Termin: 17.04.2010 - 17.04.2010
Seminar-Nr.: 23 
Fachbereiche: Neurologie, Fachübergreifend, Orthopädie 
Ort:Donauwörth "Die Werkstatt"
Obermayerstr. 3a
86609 Donauwörth
www.diewerkstatt-donauwoerth.de
 
Zeiten:09.30 – 16.30 Uhr 

Ein neuer Weg in der Neurorehabilitation (Fortbildung Spiegeltherapie)

Zielgruppe: Physio- und ErgotherapeutInnen, ÄrztInnen, NeuropsychologInnen

Die Rehabilitation der Arm- und Handfunktionen nach einem Schlaganfall stellt immer noch eine große Herausforderung dar. Während sich die Funktionen des Beines meist relativ gut regenerieren, bleibt in den meisten Fällen nach einem Schlaganfall der betroffene Arm a-funktionell. Unter anderem darum werden neue Therapiemethoden wie z.B. Video- oder Spiegeltherapie wissenschaftlich erforscht.

Spiegeltherapie ist eine relativ einfach auszuführende, neue kognitive Therapiemethode, die auf verschiedene Krankheitsbilder anwendbar ist (s.u.). In mehreren klinischen Studien wurde bereits ein positiver Effekt der Therapie nachgewiesen. Neueste wissenschaftliche Erkenntnisse werden innerhalb des Vortrages ebenso besprochen wie die praktische Umsetzung der Therapie.
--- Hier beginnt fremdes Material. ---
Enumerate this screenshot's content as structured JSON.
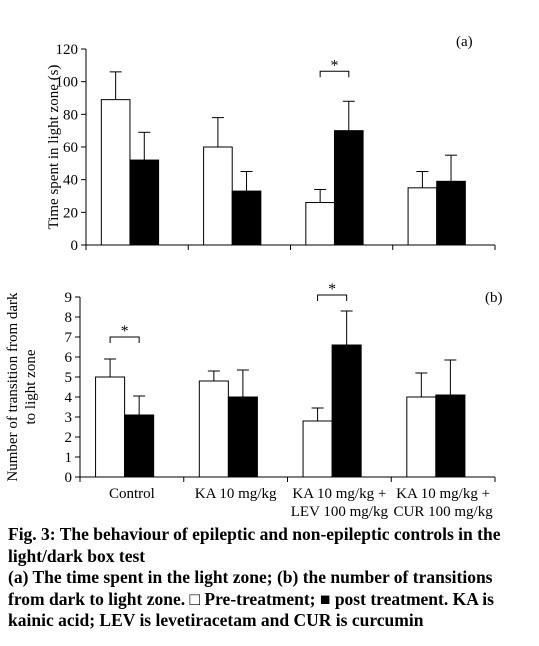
{
  "chart_data": [
    {
      "type": "bar",
      "panel_label": "(a)",
      "ylabel": "Time spent in light zone (s)",
      "ylim": [
        0,
        120
      ],
      "yticks": [
        0,
        20,
        40,
        60,
        80,
        100,
        120
      ],
      "categories": [
        "Control",
        "KA 10 mg/kg",
        "KA 10 mg/kg +\nLEV 100 mg/kg",
        "KA 10 mg/kg +\nCUR 100 mg/kg"
      ],
      "show_category_labels": false,
      "series": [
        {
          "fill": "#ffffff",
          "values": [
            89,
            60,
            26,
            35
          ],
          "errors": [
            17,
            18,
            8,
            10
          ]
        },
        {
          "fill": "#000000",
          "values": [
            52,
            33,
            70,
            39
          ],
          "errors": [
            17,
            12,
            18,
            16
          ]
        }
      ],
      "significance": [
        {
          "label": "*",
          "category": 2
        }
      ]
    },
    {
      "type": "bar",
      "panel_label": "(b)",
      "ylabel": "Number of transition from dark\nto light zone",
      "ylim": [
        0,
        9
      ],
      "yticks": [
        0,
        1,
        2,
        3,
        4,
        5,
        6,
        7,
        8,
        9
      ],
      "categories": [
        "Control",
        "KA 10 mg/kg",
        "KA 10 mg/kg +\nLEV 100 mg/kg",
        "KA 10 mg/kg +\nCUR 100 mg/kg"
      ],
      "show_category_labels": true,
      "series": [
        {
          "fill": "#ffffff",
          "values": [
            5.0,
            4.8,
            2.8,
            4.0
          ],
          "errors": [
            0.9,
            0.5,
            0.65,
            1.2
          ]
        },
        {
          "fill": "#000000",
          "values": [
            3.1,
            4.0,
            6.6,
            4.1
          ],
          "errors": [
            0.95,
            1.35,
            1.7,
            1.75
          ]
        }
      ],
      "significance": [
        {
          "label": "*",
          "category": 0
        },
        {
          "label": "*",
          "category": 2
        }
      ]
    }
  ],
  "caption": {
    "title": "Fig. 3: The behaviour of epileptic and non-epileptic controls in the light/dark box test",
    "body": "(a) The time spent in the light zone; (b) the number of transitions from dark to light zone. □ Pre-treatment; ■ post treatment. KA is kainic acid; LEV is levetiracetam and CUR is curcumin"
  }
}
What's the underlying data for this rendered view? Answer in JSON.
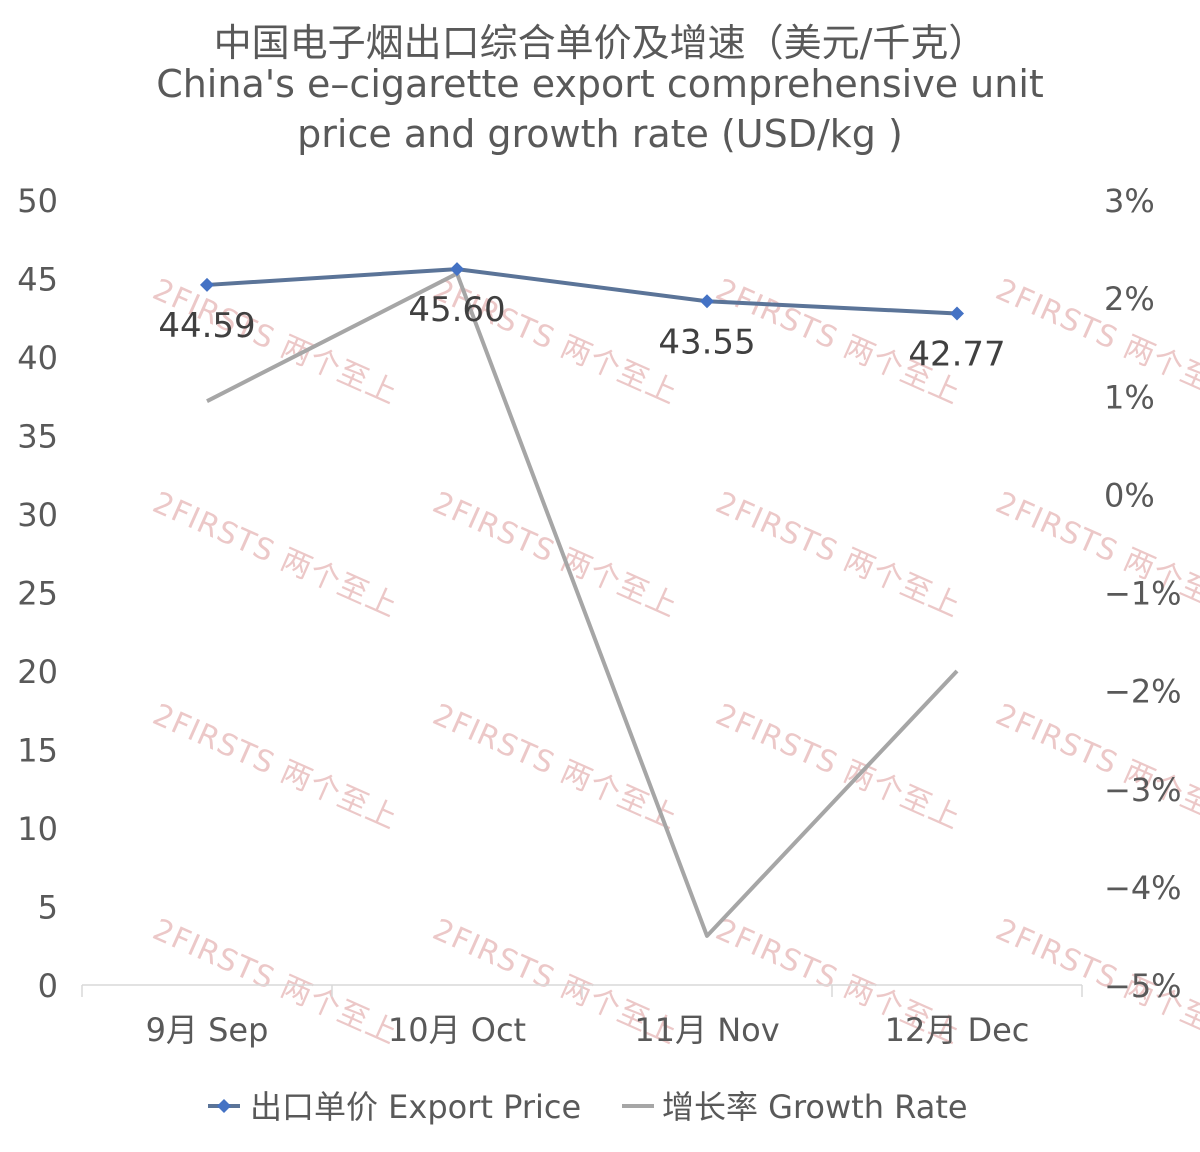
{
  "title_zh": "中国电子烟出口综合单价及增速（美元/千克）",
  "title_en_line1": "China's e–cigarette export comprehensive unit",
  "title_en_line2": "price and growth rate (USD/kg )",
  "watermark": "2FIRSTS 两个至上",
  "colors": {
    "price": "#4472C4",
    "price_line": "#5B7498",
    "growth": "#A6A6A6",
    "text": "#595959"
  },
  "chart_data": {
    "type": "line",
    "categories": [
      "9月 Sep",
      "10月 Oct",
      "11月 Nov",
      "12月 Dec"
    ],
    "series": [
      {
        "name": "出口单价 Export Price",
        "axis": "left",
        "values": [
          44.59,
          45.6,
          43.55,
          42.77
        ],
        "labels": [
          "44.59",
          "45.60",
          "43.55",
          "42.77"
        ],
        "marker": "diamond"
      },
      {
        "name": "增长率 Growth Rate",
        "axis": "right",
        "values": [
          0.95,
          2.25,
          -4.5,
          -1.8
        ]
      }
    ],
    "y_left": {
      "min": 0,
      "max": 50,
      "ticks": [
        0,
        5,
        10,
        15,
        20,
        25,
        30,
        35,
        40,
        45,
        50
      ]
    },
    "y_right": {
      "min": -5,
      "max": 3,
      "ticks": [
        -5,
        -4,
        -3,
        -2,
        -1,
        0,
        1,
        2,
        3
      ],
      "tick_labels": [
        "−5%",
        "−4%",
        "−3%",
        "−2%",
        "−1%",
        "0%",
        "1%",
        "2%",
        "3%"
      ]
    },
    "grid": false,
    "legend": "bottom"
  }
}
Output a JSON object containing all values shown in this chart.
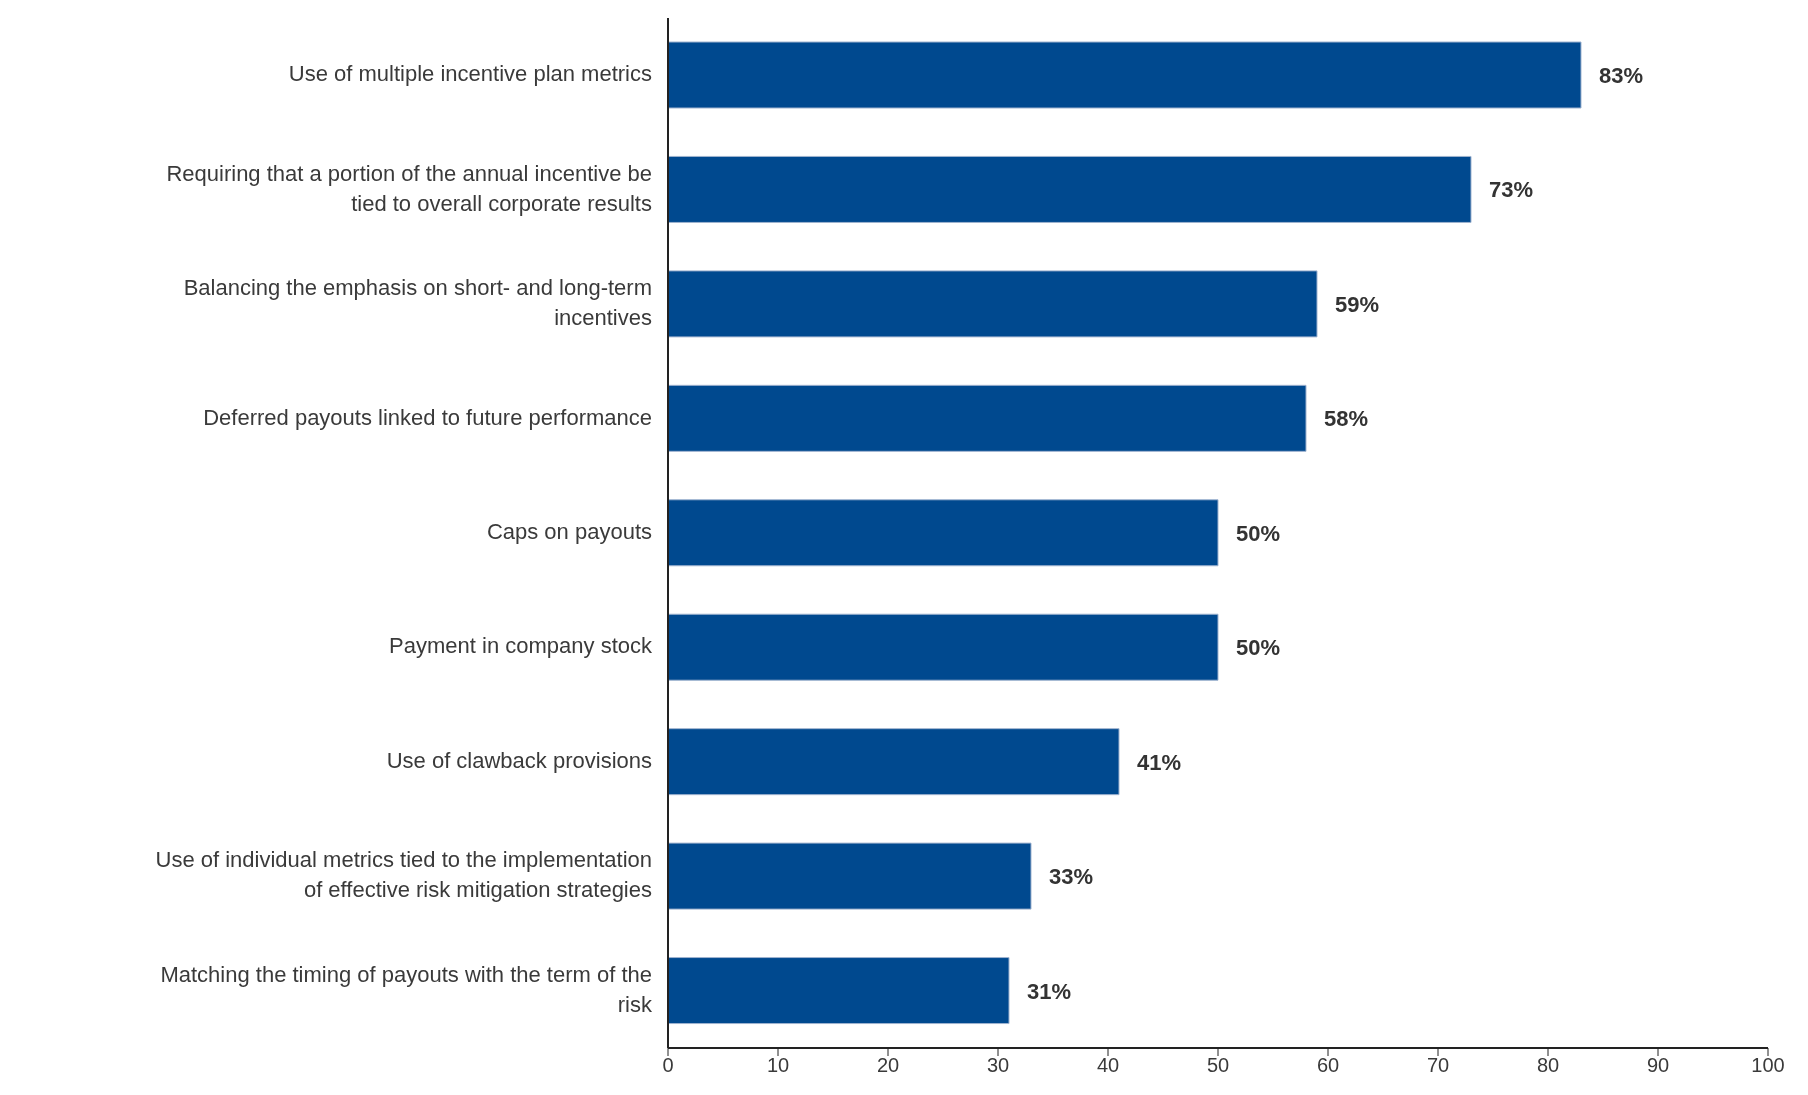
{
  "chart_data": {
    "type": "bar",
    "orientation": "horizontal",
    "categories": [
      "Use of multiple incentive plan metrics",
      "Requiring that a portion of the annual incentive be tied to overall corporate results",
      "Balancing the emphasis on short- and long-term incentives",
      "Deferred payouts linked to future performance",
      "Caps on payouts",
      "Payment in company stock",
      "Use of clawback provisions",
      "Use of individual metrics tied to the implementation of effective risk mitigation strategies",
      "Matching the timing of payouts with the term of the risk"
    ],
    "values": [
      83,
      73,
      59,
      58,
      50,
      50,
      41,
      33,
      31
    ],
    "value_labels": [
      "83%",
      "73%",
      "59%",
      "58%",
      "50%",
      "50%",
      "41%",
      "33%",
      "31%"
    ],
    "color": "#00498f",
    "xlim": [
      0,
      100
    ],
    "xticks": [
      0,
      10,
      20,
      30,
      40,
      50,
      60,
      70,
      80,
      90,
      100
    ],
    "grid": false,
    "legend": false
  }
}
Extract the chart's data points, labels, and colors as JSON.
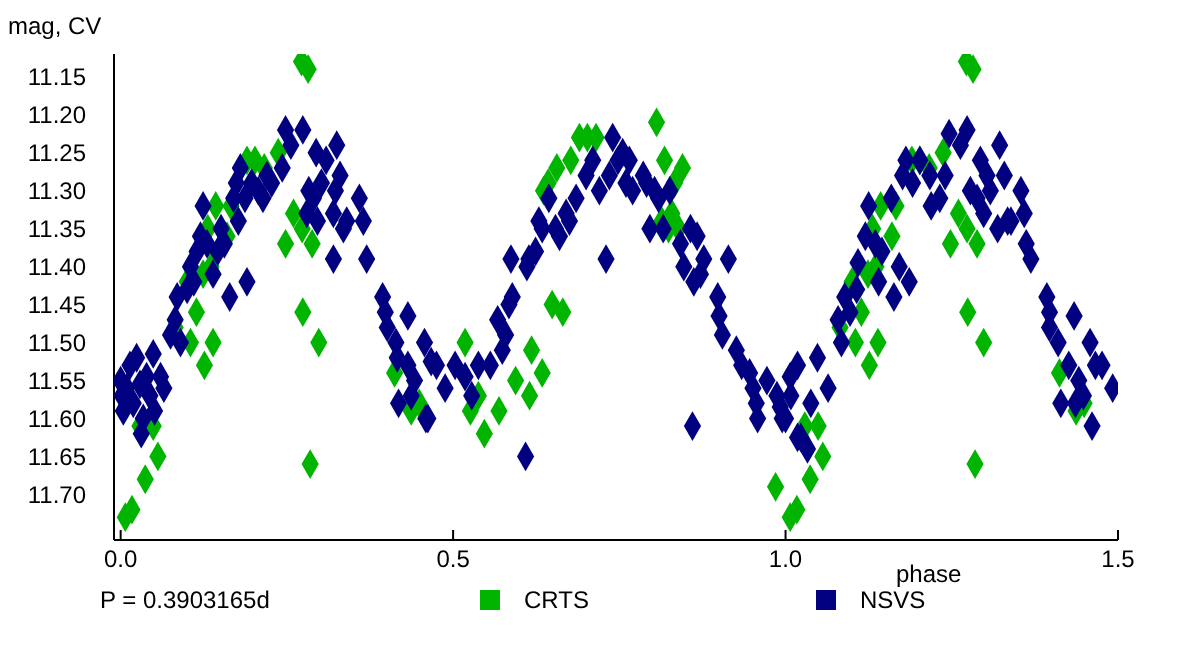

Nach Abschluss der Weiterbildung können die TeilnehmerInnen auf Wunsch in das Spiegeltherapie-Register (Öffnet externen Link in neuem Fensterwww.spiegeltherapie.com) aufgenommen werden.

Unterrichtseinheiten: 8

Ziele des Kurses:
Der Kursteilnehmer ist in der Lage, den theoretisch-wissenschaftlichen Hintergrund der Spiegeltherapie zu beschreiben und kann die Spiegeltherapie selbstständig bei verschiedenen Krankheitsbildern anwenden. Methoden/ Powerpoint-Präsentationen, Klientendemonstration, Fallbeispiele, Arbeitsweisen: Eigenständiges Arbeiten mit dem Spiegel, Evaluation/Diskussion am Ende des Seminars.

Seminarschwerpunkte: Der theoretisch-wissenschaftliche Hintergrund der Spiegeltherapie:

  Was ist das Spiegelneuronensystem und welche Bedeutung hat es für die Spiegeltherapie?
  Was verbirgt sich hinter der Theorie des learned non-use-Phänomens und wie wirkt Spiegeltherapie
    hierauf?
  Welche Bedeutung kommt dem visuellen Kortext zu und welche neuen wissenschaftlichen
    Erkenntnisse gibt es in Bezug auf die Repräsentation des Körperschemas?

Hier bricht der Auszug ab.